I'm having the same problem as you, I'm also training on RTX3090, what exactly did you modify that part of the code?

Just like what was mentioned in the previous answer, two changes were made:

  1. At the end of the init code, at the position in src/model/unet_2d_multicondition.py, the code self.enable_gradient_checkpointing() was added.
  2. In src/model/unet_2d_blocks.py, using the create_custom_forward function from the original code caused an error, so it was modified to the code mentioned above. With these adjustments, training could proceed.
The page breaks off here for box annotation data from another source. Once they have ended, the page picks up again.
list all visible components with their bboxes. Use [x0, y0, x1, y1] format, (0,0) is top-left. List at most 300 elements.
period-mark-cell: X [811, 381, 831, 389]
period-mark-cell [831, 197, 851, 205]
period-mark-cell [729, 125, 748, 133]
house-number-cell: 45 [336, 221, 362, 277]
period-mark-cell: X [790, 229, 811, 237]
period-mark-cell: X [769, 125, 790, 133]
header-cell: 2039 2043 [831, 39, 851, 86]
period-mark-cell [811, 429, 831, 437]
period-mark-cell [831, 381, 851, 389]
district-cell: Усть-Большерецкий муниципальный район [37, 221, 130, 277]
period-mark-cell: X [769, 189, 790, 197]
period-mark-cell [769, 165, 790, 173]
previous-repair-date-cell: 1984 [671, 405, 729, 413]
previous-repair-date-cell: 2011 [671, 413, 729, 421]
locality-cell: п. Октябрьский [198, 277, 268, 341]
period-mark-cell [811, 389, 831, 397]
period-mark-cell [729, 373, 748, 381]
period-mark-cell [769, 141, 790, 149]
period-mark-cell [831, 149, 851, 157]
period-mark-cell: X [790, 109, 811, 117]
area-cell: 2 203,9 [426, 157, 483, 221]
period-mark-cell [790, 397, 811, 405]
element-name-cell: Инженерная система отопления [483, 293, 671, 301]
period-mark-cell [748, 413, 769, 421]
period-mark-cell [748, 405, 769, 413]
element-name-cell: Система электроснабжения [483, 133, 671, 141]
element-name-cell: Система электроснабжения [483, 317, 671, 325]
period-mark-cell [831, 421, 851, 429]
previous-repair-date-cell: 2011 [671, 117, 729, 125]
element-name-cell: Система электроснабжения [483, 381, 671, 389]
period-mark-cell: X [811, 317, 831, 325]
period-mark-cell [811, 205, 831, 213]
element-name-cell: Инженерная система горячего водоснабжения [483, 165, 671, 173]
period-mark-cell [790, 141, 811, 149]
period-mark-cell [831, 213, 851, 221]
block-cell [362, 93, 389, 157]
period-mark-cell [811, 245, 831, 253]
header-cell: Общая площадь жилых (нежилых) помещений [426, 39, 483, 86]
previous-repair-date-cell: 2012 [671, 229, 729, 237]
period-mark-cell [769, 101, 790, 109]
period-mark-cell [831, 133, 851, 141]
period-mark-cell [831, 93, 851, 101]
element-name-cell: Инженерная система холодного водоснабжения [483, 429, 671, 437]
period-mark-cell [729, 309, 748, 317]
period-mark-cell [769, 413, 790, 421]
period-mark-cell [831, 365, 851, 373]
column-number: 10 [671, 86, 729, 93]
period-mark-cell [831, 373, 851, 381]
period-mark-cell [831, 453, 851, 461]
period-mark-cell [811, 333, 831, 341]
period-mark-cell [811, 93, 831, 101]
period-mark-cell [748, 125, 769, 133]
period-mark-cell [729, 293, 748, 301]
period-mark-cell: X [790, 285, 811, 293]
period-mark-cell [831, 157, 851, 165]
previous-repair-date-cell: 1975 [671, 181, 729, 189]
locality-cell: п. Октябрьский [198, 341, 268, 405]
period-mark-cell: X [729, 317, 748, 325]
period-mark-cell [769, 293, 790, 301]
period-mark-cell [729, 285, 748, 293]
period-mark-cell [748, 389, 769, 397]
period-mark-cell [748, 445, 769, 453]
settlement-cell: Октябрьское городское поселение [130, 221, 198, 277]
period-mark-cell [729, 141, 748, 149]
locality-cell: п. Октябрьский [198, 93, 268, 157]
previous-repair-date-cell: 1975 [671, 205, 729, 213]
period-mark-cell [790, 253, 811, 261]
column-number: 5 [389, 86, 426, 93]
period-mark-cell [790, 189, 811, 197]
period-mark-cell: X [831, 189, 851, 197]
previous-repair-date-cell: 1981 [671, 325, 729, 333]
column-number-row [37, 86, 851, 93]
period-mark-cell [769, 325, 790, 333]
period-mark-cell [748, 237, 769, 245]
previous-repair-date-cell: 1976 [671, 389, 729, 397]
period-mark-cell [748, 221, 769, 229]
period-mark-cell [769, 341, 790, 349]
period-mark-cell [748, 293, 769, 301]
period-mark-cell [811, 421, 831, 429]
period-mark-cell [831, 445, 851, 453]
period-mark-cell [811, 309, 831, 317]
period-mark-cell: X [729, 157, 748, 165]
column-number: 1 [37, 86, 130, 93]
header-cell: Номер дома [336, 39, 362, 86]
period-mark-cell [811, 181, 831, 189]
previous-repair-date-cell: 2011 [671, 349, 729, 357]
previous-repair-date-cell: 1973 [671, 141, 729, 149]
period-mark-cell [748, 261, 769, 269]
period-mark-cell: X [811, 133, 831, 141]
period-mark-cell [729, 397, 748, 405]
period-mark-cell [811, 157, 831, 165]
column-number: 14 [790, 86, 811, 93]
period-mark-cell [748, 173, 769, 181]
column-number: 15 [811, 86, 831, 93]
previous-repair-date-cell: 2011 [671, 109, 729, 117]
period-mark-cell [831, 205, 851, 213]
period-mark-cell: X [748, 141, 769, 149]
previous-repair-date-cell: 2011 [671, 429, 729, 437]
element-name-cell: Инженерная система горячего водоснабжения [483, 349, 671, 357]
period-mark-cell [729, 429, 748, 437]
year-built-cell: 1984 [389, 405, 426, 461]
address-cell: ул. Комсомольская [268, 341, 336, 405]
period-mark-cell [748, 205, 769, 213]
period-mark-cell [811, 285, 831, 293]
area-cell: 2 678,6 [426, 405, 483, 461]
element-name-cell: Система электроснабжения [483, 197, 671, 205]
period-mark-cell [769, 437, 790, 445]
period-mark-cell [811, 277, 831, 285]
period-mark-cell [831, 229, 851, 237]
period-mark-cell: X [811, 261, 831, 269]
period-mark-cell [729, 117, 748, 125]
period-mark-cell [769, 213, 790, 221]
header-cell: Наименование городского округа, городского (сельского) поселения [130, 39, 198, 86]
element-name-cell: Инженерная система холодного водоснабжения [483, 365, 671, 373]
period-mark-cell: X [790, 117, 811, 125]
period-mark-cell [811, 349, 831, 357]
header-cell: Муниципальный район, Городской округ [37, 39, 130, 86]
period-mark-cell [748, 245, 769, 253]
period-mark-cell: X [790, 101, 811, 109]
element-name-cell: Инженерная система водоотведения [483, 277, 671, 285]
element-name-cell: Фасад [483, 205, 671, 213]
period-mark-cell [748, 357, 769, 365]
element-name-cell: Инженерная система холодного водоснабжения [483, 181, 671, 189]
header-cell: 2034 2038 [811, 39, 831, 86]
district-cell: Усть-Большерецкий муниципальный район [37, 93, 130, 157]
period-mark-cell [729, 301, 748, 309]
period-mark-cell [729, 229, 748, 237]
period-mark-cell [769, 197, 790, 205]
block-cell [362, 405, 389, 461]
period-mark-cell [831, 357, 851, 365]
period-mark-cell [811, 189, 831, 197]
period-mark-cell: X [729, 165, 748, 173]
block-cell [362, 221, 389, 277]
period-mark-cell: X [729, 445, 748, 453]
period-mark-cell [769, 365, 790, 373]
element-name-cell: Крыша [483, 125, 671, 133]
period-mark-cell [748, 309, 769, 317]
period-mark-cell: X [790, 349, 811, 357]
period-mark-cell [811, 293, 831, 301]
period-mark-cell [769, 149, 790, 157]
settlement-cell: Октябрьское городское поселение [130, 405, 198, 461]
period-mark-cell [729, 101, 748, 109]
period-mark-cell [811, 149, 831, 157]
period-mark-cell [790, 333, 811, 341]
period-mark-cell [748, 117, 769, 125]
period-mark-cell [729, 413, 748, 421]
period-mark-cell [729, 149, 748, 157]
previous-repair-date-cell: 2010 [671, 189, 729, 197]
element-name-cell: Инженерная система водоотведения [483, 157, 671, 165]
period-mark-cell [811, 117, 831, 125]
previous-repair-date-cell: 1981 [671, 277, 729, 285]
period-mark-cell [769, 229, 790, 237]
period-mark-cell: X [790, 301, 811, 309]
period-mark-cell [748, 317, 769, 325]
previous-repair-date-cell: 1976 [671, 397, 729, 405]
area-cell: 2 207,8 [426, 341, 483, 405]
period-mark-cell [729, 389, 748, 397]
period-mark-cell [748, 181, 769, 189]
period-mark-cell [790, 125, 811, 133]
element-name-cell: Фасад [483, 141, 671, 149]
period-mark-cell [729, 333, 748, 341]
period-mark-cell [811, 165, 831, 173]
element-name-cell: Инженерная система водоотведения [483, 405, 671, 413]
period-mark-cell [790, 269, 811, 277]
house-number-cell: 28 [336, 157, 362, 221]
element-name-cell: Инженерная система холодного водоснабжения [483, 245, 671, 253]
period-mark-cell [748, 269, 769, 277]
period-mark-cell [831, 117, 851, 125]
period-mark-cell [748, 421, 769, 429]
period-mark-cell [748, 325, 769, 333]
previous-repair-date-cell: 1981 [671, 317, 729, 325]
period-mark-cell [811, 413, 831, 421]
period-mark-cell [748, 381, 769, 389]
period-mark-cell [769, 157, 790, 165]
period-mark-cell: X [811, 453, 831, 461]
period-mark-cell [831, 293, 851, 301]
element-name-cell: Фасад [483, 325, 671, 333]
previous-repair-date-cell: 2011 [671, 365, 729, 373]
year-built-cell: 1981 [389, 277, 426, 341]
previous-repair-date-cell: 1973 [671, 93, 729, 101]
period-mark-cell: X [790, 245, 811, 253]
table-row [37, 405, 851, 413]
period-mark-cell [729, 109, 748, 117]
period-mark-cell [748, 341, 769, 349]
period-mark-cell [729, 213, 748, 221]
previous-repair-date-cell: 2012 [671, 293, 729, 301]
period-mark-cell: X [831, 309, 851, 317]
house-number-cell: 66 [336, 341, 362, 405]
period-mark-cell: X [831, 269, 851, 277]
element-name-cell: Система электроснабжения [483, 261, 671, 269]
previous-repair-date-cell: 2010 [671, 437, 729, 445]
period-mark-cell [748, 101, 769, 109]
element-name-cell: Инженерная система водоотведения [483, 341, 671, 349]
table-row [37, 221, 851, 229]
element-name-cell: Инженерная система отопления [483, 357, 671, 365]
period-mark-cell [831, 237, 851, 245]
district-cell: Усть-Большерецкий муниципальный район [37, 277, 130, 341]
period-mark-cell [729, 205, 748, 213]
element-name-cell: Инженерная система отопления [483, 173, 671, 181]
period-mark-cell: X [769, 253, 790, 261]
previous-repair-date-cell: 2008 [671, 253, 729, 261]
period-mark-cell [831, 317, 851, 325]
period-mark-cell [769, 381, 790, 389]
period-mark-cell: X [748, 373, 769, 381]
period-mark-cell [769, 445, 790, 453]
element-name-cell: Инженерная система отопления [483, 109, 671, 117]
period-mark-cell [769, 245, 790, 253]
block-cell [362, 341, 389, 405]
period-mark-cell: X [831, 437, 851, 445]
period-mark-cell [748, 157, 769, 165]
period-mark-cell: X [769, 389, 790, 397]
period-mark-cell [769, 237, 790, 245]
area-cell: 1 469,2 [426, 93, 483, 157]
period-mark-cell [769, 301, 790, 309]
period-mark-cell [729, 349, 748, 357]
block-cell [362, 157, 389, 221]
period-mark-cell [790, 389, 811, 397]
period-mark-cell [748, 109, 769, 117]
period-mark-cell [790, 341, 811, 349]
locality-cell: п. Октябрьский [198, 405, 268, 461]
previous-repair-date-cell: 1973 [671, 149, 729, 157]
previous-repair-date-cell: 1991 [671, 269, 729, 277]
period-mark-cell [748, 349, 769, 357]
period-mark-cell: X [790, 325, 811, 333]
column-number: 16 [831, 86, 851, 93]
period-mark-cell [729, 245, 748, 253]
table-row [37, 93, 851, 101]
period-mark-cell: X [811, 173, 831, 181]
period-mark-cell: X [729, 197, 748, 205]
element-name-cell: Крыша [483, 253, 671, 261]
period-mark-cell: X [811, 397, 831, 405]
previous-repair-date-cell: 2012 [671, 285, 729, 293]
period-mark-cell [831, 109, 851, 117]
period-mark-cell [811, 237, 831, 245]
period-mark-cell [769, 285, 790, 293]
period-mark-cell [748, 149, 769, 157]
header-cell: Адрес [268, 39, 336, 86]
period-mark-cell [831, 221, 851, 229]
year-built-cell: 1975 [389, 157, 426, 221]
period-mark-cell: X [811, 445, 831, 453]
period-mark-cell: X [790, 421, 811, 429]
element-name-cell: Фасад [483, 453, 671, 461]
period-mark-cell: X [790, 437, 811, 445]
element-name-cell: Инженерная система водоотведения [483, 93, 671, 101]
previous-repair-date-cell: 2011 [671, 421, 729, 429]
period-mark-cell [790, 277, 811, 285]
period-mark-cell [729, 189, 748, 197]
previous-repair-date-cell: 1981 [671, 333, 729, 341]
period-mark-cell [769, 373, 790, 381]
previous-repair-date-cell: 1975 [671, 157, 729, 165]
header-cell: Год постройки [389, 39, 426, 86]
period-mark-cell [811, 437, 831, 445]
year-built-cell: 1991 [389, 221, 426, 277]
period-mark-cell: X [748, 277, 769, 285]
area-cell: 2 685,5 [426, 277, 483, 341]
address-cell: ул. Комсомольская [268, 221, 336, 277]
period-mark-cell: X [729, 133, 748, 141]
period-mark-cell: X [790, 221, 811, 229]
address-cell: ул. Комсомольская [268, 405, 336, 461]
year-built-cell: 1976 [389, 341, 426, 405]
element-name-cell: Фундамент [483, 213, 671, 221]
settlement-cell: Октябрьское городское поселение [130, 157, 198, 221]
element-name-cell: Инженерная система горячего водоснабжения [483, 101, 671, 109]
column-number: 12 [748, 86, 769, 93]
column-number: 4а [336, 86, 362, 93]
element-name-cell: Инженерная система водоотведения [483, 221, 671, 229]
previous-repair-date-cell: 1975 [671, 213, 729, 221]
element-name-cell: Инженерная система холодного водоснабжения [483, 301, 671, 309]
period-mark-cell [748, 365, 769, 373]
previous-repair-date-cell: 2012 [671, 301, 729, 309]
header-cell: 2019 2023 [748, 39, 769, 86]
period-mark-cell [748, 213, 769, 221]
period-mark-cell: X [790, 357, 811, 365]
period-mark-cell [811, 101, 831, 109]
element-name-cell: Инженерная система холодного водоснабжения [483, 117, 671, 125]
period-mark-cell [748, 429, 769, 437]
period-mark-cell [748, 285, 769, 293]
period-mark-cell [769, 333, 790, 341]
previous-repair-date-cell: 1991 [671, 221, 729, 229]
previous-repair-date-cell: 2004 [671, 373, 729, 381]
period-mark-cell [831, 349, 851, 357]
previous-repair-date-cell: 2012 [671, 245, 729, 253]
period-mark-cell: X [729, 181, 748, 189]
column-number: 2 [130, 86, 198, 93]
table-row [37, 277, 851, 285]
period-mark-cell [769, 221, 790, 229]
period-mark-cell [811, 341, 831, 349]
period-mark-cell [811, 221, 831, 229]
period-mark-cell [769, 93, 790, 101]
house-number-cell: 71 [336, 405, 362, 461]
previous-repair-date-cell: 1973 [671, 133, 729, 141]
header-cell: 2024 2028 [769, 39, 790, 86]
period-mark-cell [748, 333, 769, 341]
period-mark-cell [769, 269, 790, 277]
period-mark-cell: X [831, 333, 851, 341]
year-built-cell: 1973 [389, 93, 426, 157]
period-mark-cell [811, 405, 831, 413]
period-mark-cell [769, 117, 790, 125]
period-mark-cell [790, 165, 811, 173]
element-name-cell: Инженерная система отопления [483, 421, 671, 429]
https://github.com/UCSB-NLP-Chang/DiffSTE/issues/17#issuecomment-1976206836

kd-scki3011 commented 7 months ago

I'm having the same problem as you, I'm also training on RTX3090, what exactly did you modify that part of the code?

Just like what was mentioned in the previous answer, two changes were made:

  1. At the end of the init code, at the position in src/model/unet_2d_multicondition.py, the code self.enable_gradient_checkpointing() was added.
  2. In src/model/unet_2d_blocks.py, using the create_custom_forward function from the original code caused an error, so it was modified to the code mentioned above. With these adjustments, training could proceed.

#17 (comment)

I put runwayml/stable-diffusion-inpainting locally: image

kd-scki3011 commented 7 months ago

Have you guys encountered this issue: AttributeError: 'UNet2DConditionModel' object has no attribute 'encoder'

m1nt07 commented 7 months ago

@Question406 @kd-scki3011 After training on 2 A100 cards (80G memory) without using the checkpoint method, the results were as expected. So, there might be some bugs with the checkpoint method.